The Deir Yassin Remembered Blog

Report on Beth Israel vigil 01-31-15

Posted on February 6th, 2015 at 1:55 pm by

Why say “Jewish” when you can say “White” (and dodge responsibility)?

Pictured below is Anna Baltzer, peace activist and National Organizer with the US Campaign to End the Israeli Occupation, She’s holding a sign reading “Challenge White Supremacy”. Sounds like a reasonable claim, until you visit her own web page and find out Anna is Jewish, and in the first paragraph reminds her visitors of “the type of persecution that had plagued families like mine throughout history”.

Two things of note here: First, by informing visitors that she’s Jewish, she utilizes basic Jewish Power (“as a Jew …”) without identifying, nor challenging, that power. Second: she lays the “Jews as eternal, innocent victim” card right on the table before the betting has even begun.

Baltzer
http://www-personal.umich.edu/~hersko/Photos/Baltzer.jpg

So why are Jewish activists (Anna is certainly not alone, and this report is not intended attack her personally) claiming that we must fight “white supremacy” when the state they are purportedly criticizing is a “Jewish” state? Why does the Jewish Anna feel it proper to challenge white supremacy when it is the Jewish supremacists in her own community that openly and actively support the supremacy of the Jewish State?

Anna must certainly know that Theodore Herzl wrote “Der Judenstaat”, and not “Der Weißenstaat”. She must know that Israel’s own Declaration of Statehood proclaims “the establishment of a Jewish state in Eretz-Israel, to be known as the state of Israel.” She must be aware that white Americans cannot make Aliyah to the Jewish state unless they are Jewish. It wouldn’t make much sense for white non-Jews to attempt Aliyah, because IT IS NOT THE WHITE STATE. White Christians can be Zionists, but they – unlike Anna – can not be citizens of the Jewish state.

Listen to what Malcolm X said when addressing sympathetic whites who wanted to join his movement: “Where the really sincere white people have got to do their ‘proving’ of themselves is not among the black victims, but out there on the battle lines of where America’s racism really is – and that’s in their own home communities.”*

Malcolm might have counseled Anna, thus: “Where really sincere American Jews have got have got to do their ‘proving’ of themselves is not among the Palestinian victims, but out there on the battle lines where Israel’s racism really is – and that’s in their own Jewish communities in the United States.” But Anna doesn’t do this. She and scores of other Jews in the peace movement have consistently avoided the responsibility of holding fellow Jews accountable for their support of the crimes of the Jewish state.

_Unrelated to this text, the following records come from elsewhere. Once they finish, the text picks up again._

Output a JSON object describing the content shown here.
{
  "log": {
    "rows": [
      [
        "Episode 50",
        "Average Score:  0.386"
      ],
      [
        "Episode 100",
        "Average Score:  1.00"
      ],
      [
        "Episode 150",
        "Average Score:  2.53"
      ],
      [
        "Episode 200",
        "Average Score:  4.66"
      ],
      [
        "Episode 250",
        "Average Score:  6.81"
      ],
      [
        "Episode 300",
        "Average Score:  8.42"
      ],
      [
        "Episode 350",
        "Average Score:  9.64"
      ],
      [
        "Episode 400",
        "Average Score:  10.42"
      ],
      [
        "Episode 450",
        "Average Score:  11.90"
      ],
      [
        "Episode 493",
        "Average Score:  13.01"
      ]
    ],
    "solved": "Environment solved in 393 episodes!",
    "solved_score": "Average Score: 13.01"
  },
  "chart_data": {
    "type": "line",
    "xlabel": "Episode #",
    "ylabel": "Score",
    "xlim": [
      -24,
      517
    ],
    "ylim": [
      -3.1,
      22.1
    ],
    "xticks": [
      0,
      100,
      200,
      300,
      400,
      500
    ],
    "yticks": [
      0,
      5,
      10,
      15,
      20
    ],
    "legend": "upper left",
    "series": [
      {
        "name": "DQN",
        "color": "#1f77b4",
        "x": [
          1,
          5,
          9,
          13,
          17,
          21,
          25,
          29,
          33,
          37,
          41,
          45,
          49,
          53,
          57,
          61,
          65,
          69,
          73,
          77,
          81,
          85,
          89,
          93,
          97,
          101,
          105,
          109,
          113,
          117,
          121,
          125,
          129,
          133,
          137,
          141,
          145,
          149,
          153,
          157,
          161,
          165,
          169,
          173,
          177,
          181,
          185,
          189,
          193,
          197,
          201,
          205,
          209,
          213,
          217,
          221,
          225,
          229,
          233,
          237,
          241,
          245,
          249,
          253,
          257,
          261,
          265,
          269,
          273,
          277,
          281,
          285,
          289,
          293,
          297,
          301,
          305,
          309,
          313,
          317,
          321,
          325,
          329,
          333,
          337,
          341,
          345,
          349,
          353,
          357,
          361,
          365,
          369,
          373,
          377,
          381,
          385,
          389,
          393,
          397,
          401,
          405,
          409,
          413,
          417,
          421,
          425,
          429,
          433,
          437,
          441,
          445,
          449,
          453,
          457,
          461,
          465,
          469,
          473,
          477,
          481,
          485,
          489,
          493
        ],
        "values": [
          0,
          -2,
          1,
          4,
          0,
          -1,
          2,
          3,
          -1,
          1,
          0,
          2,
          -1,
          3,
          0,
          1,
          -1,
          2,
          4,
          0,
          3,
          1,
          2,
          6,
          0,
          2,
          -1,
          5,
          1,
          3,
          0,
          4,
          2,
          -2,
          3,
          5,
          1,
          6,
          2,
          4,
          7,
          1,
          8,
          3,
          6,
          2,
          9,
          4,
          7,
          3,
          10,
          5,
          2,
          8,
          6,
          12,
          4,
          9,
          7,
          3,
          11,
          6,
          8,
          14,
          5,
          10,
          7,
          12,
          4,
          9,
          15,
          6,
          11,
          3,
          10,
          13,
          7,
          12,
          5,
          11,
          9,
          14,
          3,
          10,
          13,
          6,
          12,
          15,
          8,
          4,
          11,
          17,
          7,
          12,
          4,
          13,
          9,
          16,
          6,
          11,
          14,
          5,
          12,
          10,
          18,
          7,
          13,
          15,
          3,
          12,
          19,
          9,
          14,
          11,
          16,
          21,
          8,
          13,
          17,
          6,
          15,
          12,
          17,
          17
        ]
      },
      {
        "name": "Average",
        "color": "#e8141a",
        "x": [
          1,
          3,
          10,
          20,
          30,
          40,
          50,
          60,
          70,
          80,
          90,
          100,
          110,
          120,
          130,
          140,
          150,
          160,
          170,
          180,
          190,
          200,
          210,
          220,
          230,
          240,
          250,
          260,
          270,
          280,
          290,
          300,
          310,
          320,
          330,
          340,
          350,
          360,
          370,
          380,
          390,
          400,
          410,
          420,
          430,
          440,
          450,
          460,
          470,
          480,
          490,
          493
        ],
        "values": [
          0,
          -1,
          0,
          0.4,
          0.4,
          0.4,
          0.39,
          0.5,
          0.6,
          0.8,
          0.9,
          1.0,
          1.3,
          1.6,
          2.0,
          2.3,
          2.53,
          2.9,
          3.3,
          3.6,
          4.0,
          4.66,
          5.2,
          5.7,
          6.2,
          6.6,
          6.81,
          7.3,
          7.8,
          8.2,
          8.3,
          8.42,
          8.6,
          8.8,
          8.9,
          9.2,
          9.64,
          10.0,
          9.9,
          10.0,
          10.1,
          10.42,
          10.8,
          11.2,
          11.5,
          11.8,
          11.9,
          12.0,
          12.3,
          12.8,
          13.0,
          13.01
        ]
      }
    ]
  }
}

Eleven years ago, Jewish Witnesses for Peace and Friends invited Anna to stand with us, and she refused, on two separate occasions. The last we looked there were at least seven synagogues in the St. Louis area, where Anna is located. Do any of these synagogues dispute Elliott Abrams’ observation, “Where is it possible to find a group of Jews who are committed to Israel, and whose children are likely to honor that commitment? The answer is, in a synagogue on the Sabbath”? Readers should inform us forthwith if any of these synagogues do not support Israel’s claimed right to exist as a Jewish state.

Maybe Anna is just trying to trick the St. Louis black community into believing that Jews share the same oppressed status as blacks, when American Jews like Anna experience extremely high rates of economic and educational success, and have disproportionate influence in public arenas such as banking, law, government, media and the arts, even in pro-Palestinian activism.

But whatever her reasons for carrying such a sign, she abandons her duty to challenge Jewish supremacy. She hides behind the mask of fighting the straw man called white supremacy. White supremacist South Africa was defeated three decades ago. It’s time that Jewish activists like Anna to set her sights on challenging the Jewish supremacism that surrounds her and work to peacefully dismantle the Jewish state.

Comments?

Four vigilers
Henry Herskovitz
Jewish Witnesses for Peace and Friends
Free speech or selective speech?

* The Autobiography of Malcolm X, pp 383-384
(for an on-topic interview with Malcolm, click here)

2 Responses to “Report on Beth Israel vigil 01-31-15”

  1. Ibrahim

    That is exactly why people like Henry Herskovitz, Gilad Atzmon, and Ilan Pappe have earned a very great deal of my respect…………My hat is off, Henry.

  2. Francis Clark-Lowes

    What you write is very true. A majority of Jews, I’m afraid, will do anything to avoid the real issue. For to face it would be disloyal, and that carries penalties as well as cognitive dissonance. Unfortunately when it comes to Jewish matters many non-Jews behave in the same way. The Holocaust is not just a Jewish religion but a Western one, and as a result many people, especially those on the left, feel they mustn’t say anything negative about Jews. Hence the constant insistence on separating the inseparable, that is Zionism and Jewishness. Campaigners even lecture the Palestinians on the wickedness of using the J instead of the Z word.